Les USA sont-ils une nation d'assassins ? Un ancien ambassadeur US vide son sac

« La paix mondiale ne sera pas garantie tant que les États-Unis continueront à vendre des armes et à déclencher des guerres », estime l'ancien ambassadeur étasunien Dan Simpson.
drapeau USA
© Igor Mikhalev, Sputnik
« Compte tenu de l'attitude de la communauté internationale envers la politique adoptée par les Etats-Unis en 2015, j'en viens à croire que nous sommes considérés comme une nation d'assassins aussi bien à l'étranger que dans notre propre pays », a relevé M. Simpson dans un article du journal Pittsburgh Post-Gazette en date du 1er janvier.


Commentaire : Paul Craig Roberts déclare dans cet article, que « Les histoires déchirantes se suivent et s'accumulent. Si la surveillance [étasunienne] suspecte la présence d'une cible importante dans un restaurant, celui-ci est entièrement détruit par un missile Hellfire (Feux de l'Enfer), sans se soucier du nombre d'innocents qui feront partie des dommages collatéraux. Rappelons-nous qu'Israël dénonce les terroristes qui se font exploser dans les restaurants israéliens. Les pratiques militaires étasuniennes sont bien pires. »


Et d'ajouter : « Telle est notre réputation, que cela nous plaise ou non. La plupart des étrangers avec qui je fais connaissance nous tiennent pour des cinglés. Nombreux sont ceux qui jugent que nous représentons un vrai danger pour la communauté internationale ».

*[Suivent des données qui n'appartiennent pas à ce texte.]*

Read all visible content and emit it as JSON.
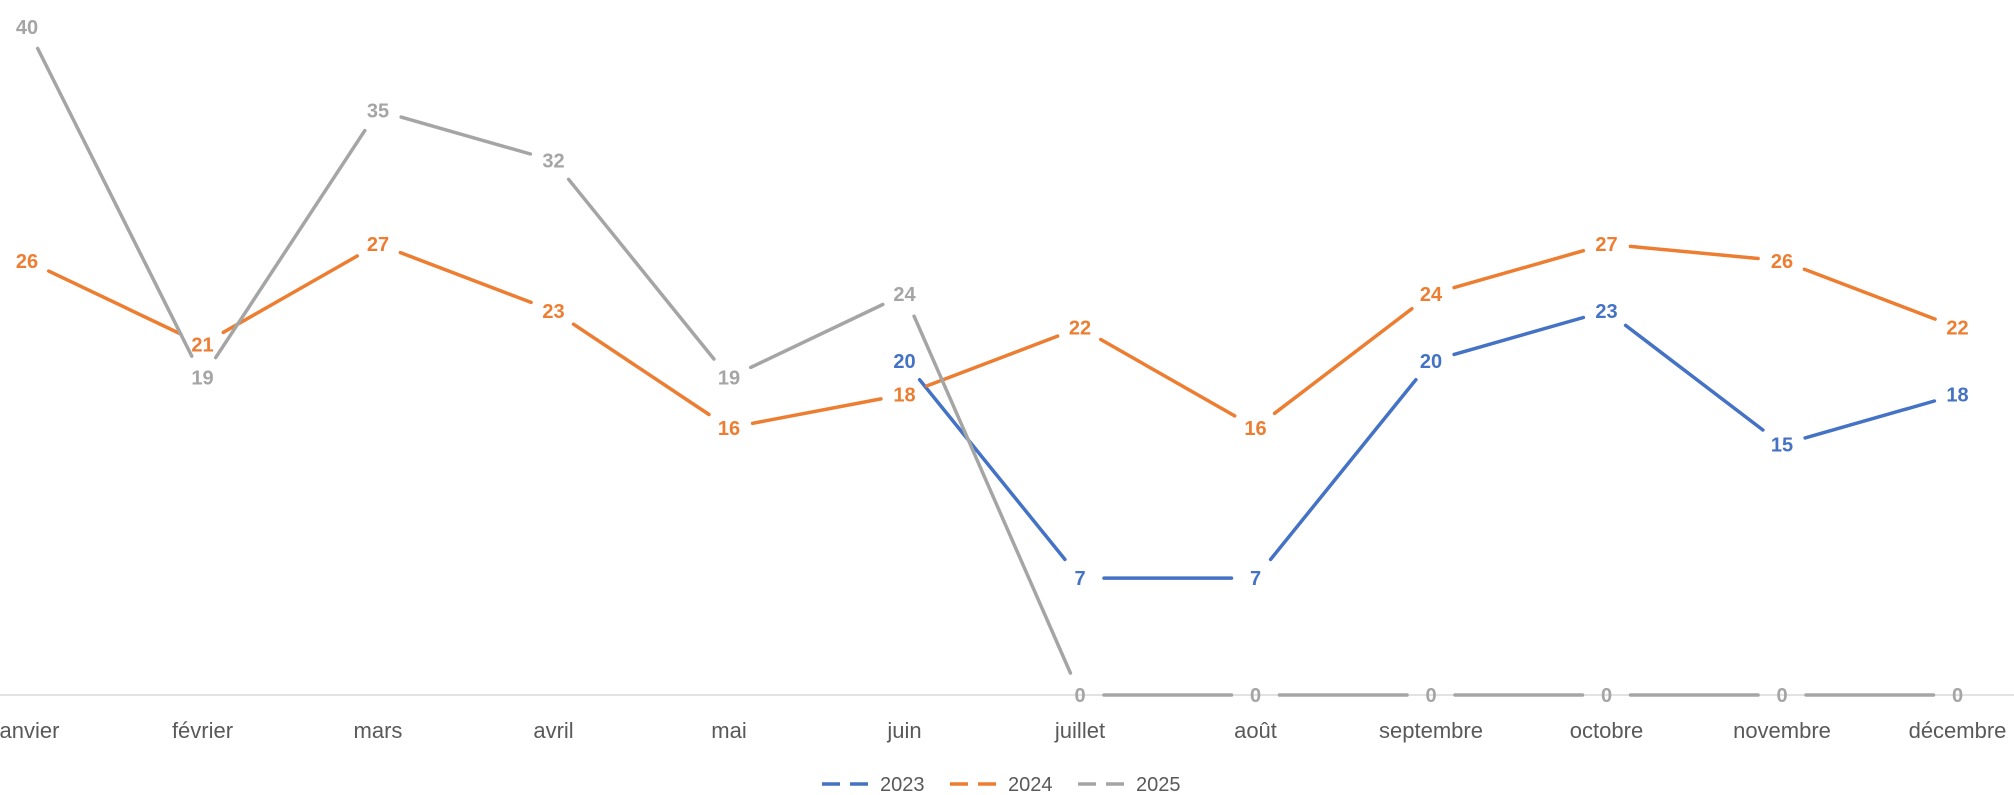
{
  "chart_data": {
    "type": "line",
    "title": "",
    "xlabel": "",
    "ylabel": "",
    "categories": [
      "janvier",
      "février",
      "mars",
      "avril",
      "mai",
      "juin",
      "juillet",
      "août",
      "septembre",
      "octobre",
      "novembre",
      "décembre"
    ],
    "ylim": [
      0,
      41
    ],
    "grid": false,
    "legend_position": "bottom",
    "series": [
      {
        "name": "2023",
        "color": "#4472C4",
        "values": [
          null,
          null,
          null,
          null,
          null,
          20,
          7,
          7,
          20,
          23,
          15,
          18
        ]
      },
      {
        "name": "2024",
        "color": "#ED7D31",
        "values": [
          26,
          21,
          27,
          23,
          16,
          18,
          22,
          16,
          24,
          27,
          26,
          22
        ]
      },
      {
        "name": "2025",
        "color": "#A5A5A5",
        "values": [
          40,
          19,
          35,
          32,
          19,
          24,
          0,
          0,
          0,
          0,
          0,
          0
        ]
      }
    ]
  }
}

Certains pays, poursuit-il, n'ont d'autre choix que de prier leur ou leurs dieux, s'il y en a plusieurs, afin que la Maison Blanche ne s'ingère pas dans leurs affaires intérieures, soit par le biais d'une transition politique vers un régime qu'elle juge plus appropriée, soit par le biais de bombes larguées sur leur territoire ou de drones chargés d'éliminer leurs leaders sous prétexte des ignobles délits qu'ils auraient perpétrés.